На обложке третьего романа под названием «Сумеречный дозор» (твердой, глянцевой, с тиражом в 20 000 тысяч экземпляров) – узнаваемые лица актеров из кинофильма по роману первому («Ночной дозор»): К. Хабенский (протагонист), В. Меньшов, В. Вержбицкий (антагонисты-маги). Любопытен момент обратного отсчета, когда книга, ее популярность и сам факт издания становятся «продуктом» другого, важнейшего из всех искусства (но это, по версии В. Ленина, применительно к первой четверти ХХ века) – кинематографа.





Здесь же, на обложке – два красных слова: «новый супербестселлер». Не разделяя ажиотажа депутатов российской Госдумы, борющихся за очищение русского языка от иностранных слов – ибо в научной речи уже никак без них не обойтись – о бнаруживаем: российские издатели, еще не начав продавать (английское «to sell»), уже объявляют свой товар «ходовым» и кодируют сознание читателей на погоню за своей продукцией. Они не останавливаются на устоявшейся формуле, говорящей о наилучшей продаваемости/покупаемости (английское «best»), и еще на ранг повышают эмоциональный тонус восприятия товара (английское «super»).

Впрочем, если прокат северо- и южноамериканских телесериалов рождает издательский и покупательский бум; если исторические «сериалы» Э. Радзинского, рассказанные им по телевидению, раскупаются в бумажной версии вслед за демонстрацией на ТВ, как и роман В. Аксенова «Московская сага», скромно прошедший несколько лет назад журнальной публикацией, как «Дети Арбата» А. Рыбакова, впервые читанные в год, когда нынешние зрители популярного телепроекта «Дом-2» ходили в детский сад или вовсе не родились… Если все это так, то «super» и «best» можно отнести и к впервые публикуемому тексту лишь на основании массового внимания к кинофильму, сделанному на материале предшествующего романа этого автора.

Мотивы, коды, мифологемы, пришедшие из русской классики, в масскультовском тексте Лукьяненко учитывают опыт и неопытность читателей, части которых автор словно подмигивает: «вот мы какие с вами элитарные», думаем и шутим, печалимся и восхищаемся по одним и тем же поводам.
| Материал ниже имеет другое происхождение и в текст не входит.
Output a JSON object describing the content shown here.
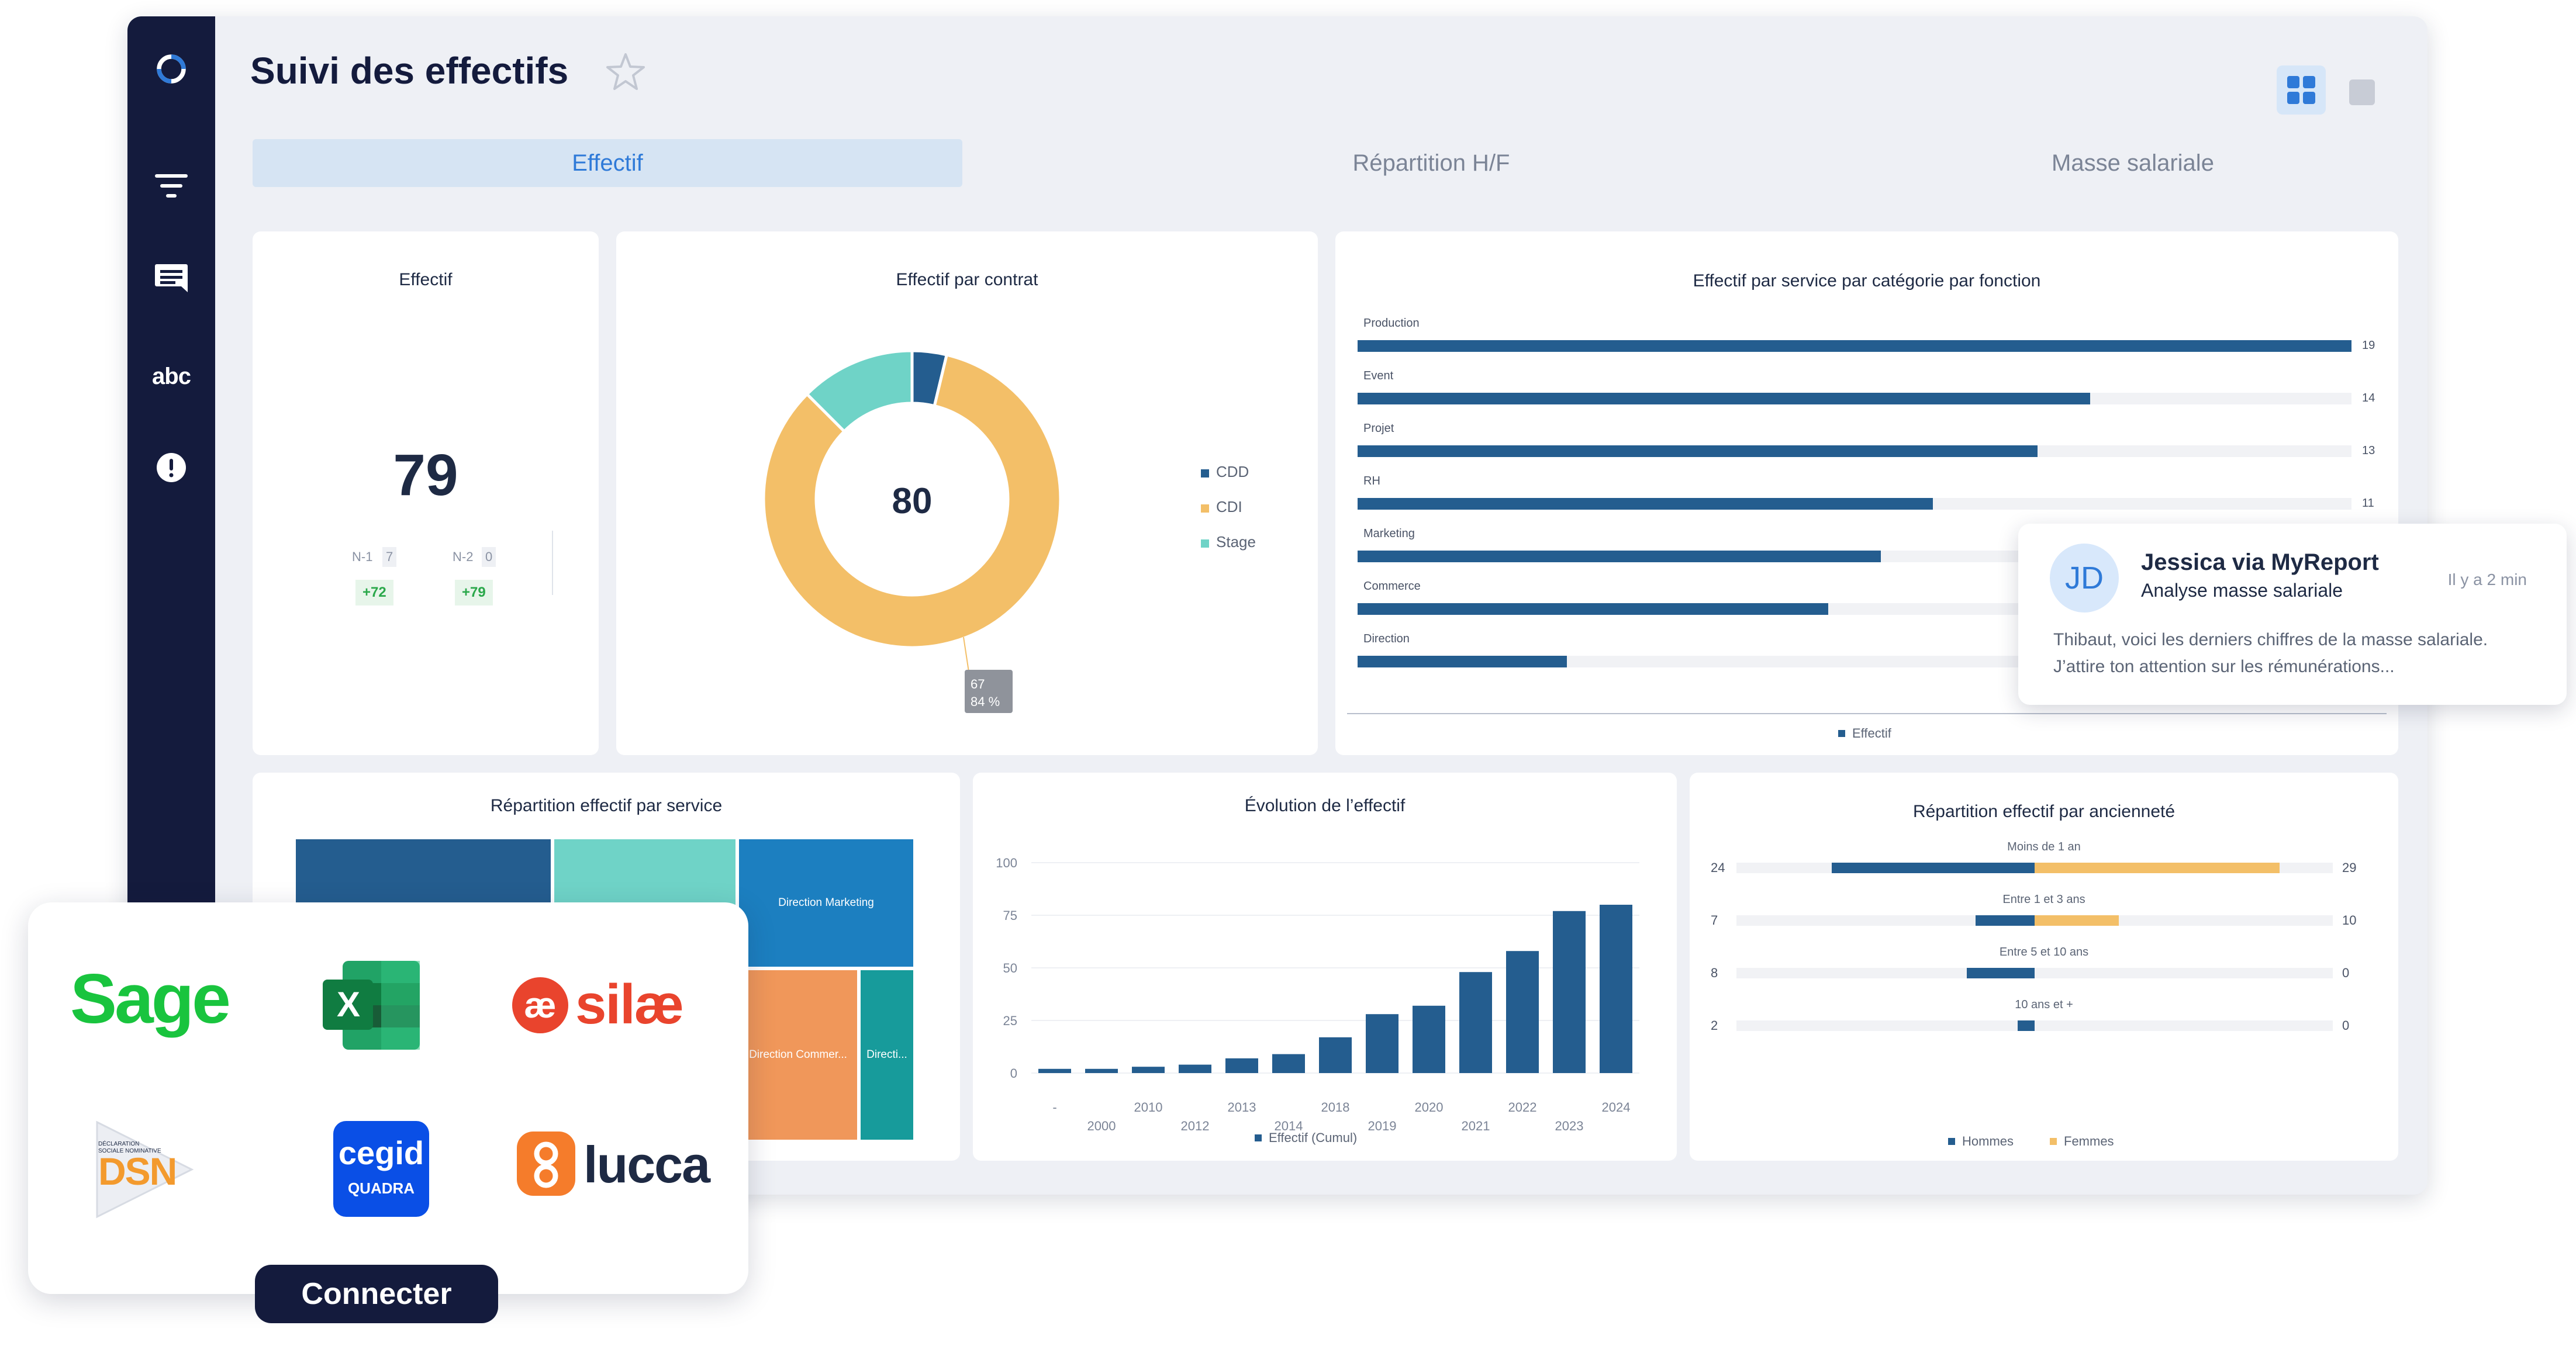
{
  "page": {
    "title": "Suivi des effectifs"
  },
  "sidebar": {
    "items": [
      {
        "icon": "logo-icon"
      },
      {
        "icon": "filter-icon"
      },
      {
        "icon": "comment-icon"
      },
      {
        "label": "abc",
        "icon": "text-icon"
      },
      {
        "icon": "alert-icon"
      }
    ]
  },
  "tabs": [
    {
      "label": "Effectif",
      "active": true
    },
    {
      "label": "Répartition H/F",
      "active": false
    },
    {
      "label": "Masse salariale",
      "active": false
    }
  ],
  "colors": {
    "primary": "#245d8f",
    "accent": "#f3bf68",
    "teal": "#6fd3c7",
    "sidebar": "#141b3d",
    "active_tab": "#2f7ad8"
  },
  "kpi": {
    "title": "Effectif",
    "value": "79",
    "n1_label": "N-1",
    "n1_value": "7",
    "n1_delta": "+72",
    "n2_label": "N-2",
    "n2_value": "0",
    "n2_delta": "+79"
  },
  "donut": {
    "title": "Effectif par contrat",
    "center_value": "80",
    "tooltip_value": "67",
    "tooltip_pct": "84 %"
  },
  "service_bars": {
    "title": "Effectif par service par catégorie par fonction",
    "legend": "Effectif"
  },
  "treemap": {
    "title": "Répartition effectif par service",
    "labels": [
      "Direction Marketing",
      "Direction Commer...",
      "Directi..."
    ]
  },
  "evolution": {
    "title": "Évolution de l’effectif",
    "legend": "Effectif (Cumul)"
  },
  "seniority": {
    "title": "Répartition effectif par ancienneté",
    "legend_men": "Hommes",
    "legend_women": "Femmes"
  },
  "connect": {
    "button_label": "Connecter",
    "logos": [
      {
        "name": "Sage",
        "label": "Sage"
      },
      {
        "name": "Excel",
        "label": "X"
      },
      {
        "name": "Silae",
        "label": "silæ",
        "mark": "æ"
      },
      {
        "name": "DSN",
        "label": "DSN",
        "sub": "DÉCLARATION SOCIALE NOMINATIVE"
      },
      {
        "name": "Cegid Quadra",
        "label": "cegid",
        "sub": "QUADRA"
      },
      {
        "name": "Lucca",
        "label": "lucca"
      }
    ]
  },
  "notification": {
    "initials": "JD",
    "name": "Jessica via MyReport",
    "subtitle": "Analyse masse salariale",
    "time": "Il y a 2 min",
    "body_line1": "Thibaut, voici les derniers chiffres de la masse salariale.",
    "body_line2": "J’attire ton attention sur les rémunérations..."
  },
  "chart_data": [
    {
      "type": "pie",
      "title": "Effectif par contrat",
      "labels": [
        "CDD",
        "CDI",
        "Stage"
      ],
      "values": [
        3,
        67,
        10
      ],
      "colors": [
        "#245d8f",
        "#f3bf68",
        "#6fd3c7"
      ],
      "center_label": "80"
    },
    {
      "type": "bar",
      "orientation": "horizontal",
      "title": "Effectif par service par catégorie par fonction",
      "categories": [
        "Production",
        "Event",
        "Projet",
        "RH",
        "Marketing",
        "Commerce",
        "Direction"
      ],
      "series": [
        {
          "name": "Effectif",
          "values": [
            19,
            14,
            13,
            11,
            10,
            9,
            4
          ]
        }
      ],
      "value_labels": [
        "19",
        "14",
        "13",
        "11"
      ],
      "xlim": [
        0,
        19
      ]
    },
    {
      "type": "heatmap",
      "subtype": "treemap",
      "title": "Répartition effectif par service",
      "cells": [
        {
          "label": "",
          "value": 28,
          "color": "#245d8f"
        },
        {
          "label": "",
          "value": 16,
          "color": "#6fd3c7"
        },
        {
          "label": "Direction Marketing",
          "value": 10,
          "color": "#1c7fc0"
        },
        {
          "label": "Direction Commer...",
          "value": 13,
          "color": "#f0975a"
        },
        {
          "label": "Directi...",
          "value": 4,
          "color": "#179b9b"
        }
      ]
    },
    {
      "type": "bar",
      "title": "Évolution de l’effectif",
      "categories": [
        "-",
        "2000",
        "2010",
        "2012",
        "2013",
        "2014",
        "2018",
        "2019",
        "2020",
        "2021",
        "2022",
        "2023",
        "2024"
      ],
      "series": [
        {
          "name": "Effectif (Cumul)",
          "values": [
            2,
            2,
            3,
            4,
            7,
            9,
            17,
            28,
            32,
            48,
            58,
            77,
            80
          ]
        }
      ],
      "ylim": [
        0,
        100
      ],
      "yticks": [
        0,
        25,
        50,
        75,
        100
      ]
    },
    {
      "type": "bar",
      "orientation": "horizontal",
      "subtype": "diverging",
      "title": "Répartition effectif par ancienneté",
      "categories": [
        "Moins de 1 an",
        "Entre 1 et 3 ans",
        "Entre 5 et 10 ans",
        "10 ans et +"
      ],
      "series": [
        {
          "name": "Hommes",
          "values": [
            24,
            7,
            8,
            2
          ]
        },
        {
          "name": "Femmes",
          "values": [
            29,
            10,
            0,
            0
          ]
        }
      ]
    }
  ]
}
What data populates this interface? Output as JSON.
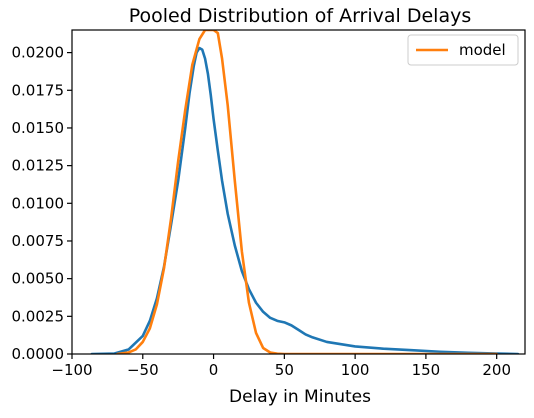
{
  "chart_data": {
    "type": "line",
    "title": "Pooled Distribution of Arrival Delays",
    "xlabel": "Delay in Minutes",
    "ylabel": "",
    "xlim": [
      -100,
      220
    ],
    "ylim": [
      0,
      0.0215
    ],
    "grid": false,
    "legend_position": "top-right",
    "x_ticks": [
      -100,
      -50,
      0,
      50,
      100,
      150,
      200
    ],
    "x_tick_labels": [
      "−100",
      "−50",
      "0",
      "50",
      "100",
      "150",
      "200"
    ],
    "y_ticks": [
      0,
      0.0025,
      0.005,
      0.0075,
      0.01,
      0.0125,
      0.015,
      0.0175,
      0.02
    ],
    "y_tick_labels": [
      "0.0000",
      "0.0025",
      "0.0050",
      "0.0075",
      "0.0100",
      "0.0125",
      "0.0150",
      "0.0175",
      "0.0200"
    ],
    "colors": {
      "empirical": "#1f77b4",
      "model": "#ff7f0e"
    },
    "series": [
      {
        "x": [
          -86,
          -70,
          -60,
          -50,
          -45,
          -40,
          -35,
          -30,
          -25,
          -20,
          -17,
          -14,
          -12,
          -10,
          -8,
          -6,
          -4,
          -2,
          0,
          3,
          6,
          10,
          15,
          20,
          25,
          30,
          35,
          40,
          45,
          50,
          55,
          60,
          65,
          70,
          80,
          90,
          100,
          120,
          140,
          160,
          180,
          200,
          215
        ],
        "y": [
          0.0,
          3e-05,
          0.0003,
          0.0012,
          0.0022,
          0.0037,
          0.0058,
          0.0086,
          0.0115,
          0.015,
          0.0173,
          0.0191,
          0.02,
          0.0203,
          0.0202,
          0.0196,
          0.0186,
          0.0172,
          0.0156,
          0.0135,
          0.0115,
          0.0093,
          0.0072,
          0.0055,
          0.0043,
          0.0034,
          0.0028,
          0.0024,
          0.0022,
          0.0021,
          0.0019,
          0.0016,
          0.0013,
          0.0011,
          0.0008,
          0.00065,
          0.0005,
          0.00035,
          0.00025,
          0.00015,
          8e-05,
          3e-05,
          0.0
        ]
      },
      {
        "name": "model",
        "x": [
          -68,
          -60,
          -55,
          -50,
          -45,
          -40,
          -35,
          -30,
          -25,
          -20,
          -15,
          -10,
          -6,
          -3,
          0,
          3,
          6,
          10,
          15,
          20,
          25,
          30,
          35,
          40,
          45,
          50,
          60,
          80,
          100,
          150,
          200
        ],
        "y": [
          0.0,
          0.0001,
          0.0003,
          0.0008,
          0.0017,
          0.0033,
          0.0057,
          0.009,
          0.0128,
          0.0162,
          0.0192,
          0.0209,
          0.0215,
          0.0215,
          0.0215,
          0.0213,
          0.0196,
          0.0165,
          0.0115,
          0.0068,
          0.0034,
          0.0014,
          0.0004,
          0.0001,
          2e-05,
          0.0,
          0.0,
          0.0,
          0.0,
          0.0,
          0.0
        ]
      }
    ]
  }
}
Отсюда – практически полный «джентльменский набор» ракурсов, семиотически узнаваемых и органично подновляемых в силу изменений лексики и обыденных реалий.

Автор превращает в нарезку русскую и слегка к ней присоединенную зарубежную классику (жилой комплекс, где происходят события мистического порядка, называется «Ассоль»; в речи персонажей возникают прямые отсылки к классике, сам же автор подталкивает к ассоциациям с классикой как контекстом существования персонажей и читателей). Первая фраза наделена именно такими ностальгическими коннотациями, которые вводят автора в круг избранных (им? книгопродавцами?) читателей: «Настоящие дворы исчезли в Москве где-то между Высоцким и Окуджавой».

Не москвич по рождению, Лукьяненко считает, что большие зеленые дворы со столиками и скамейками были в относительно недавней Москве; он просто не знает, что весь «сталинский» и «послесталинский» центр города был таких дворов лишен, ибо его новые обитатели уже с 50-х годов выбирались на дачи и не нуждались в городском внеквартирном комфорте. Но – носитель массового сознания – автор современного текста полагает, что в той Москве, где он не жил, было так же замечательно, как в сказке о потерянном времени. Налицо – аберрация, подмена реалий фантомами (для чего и вводится мотив «московского дворика»), что характерно для массовой культуры.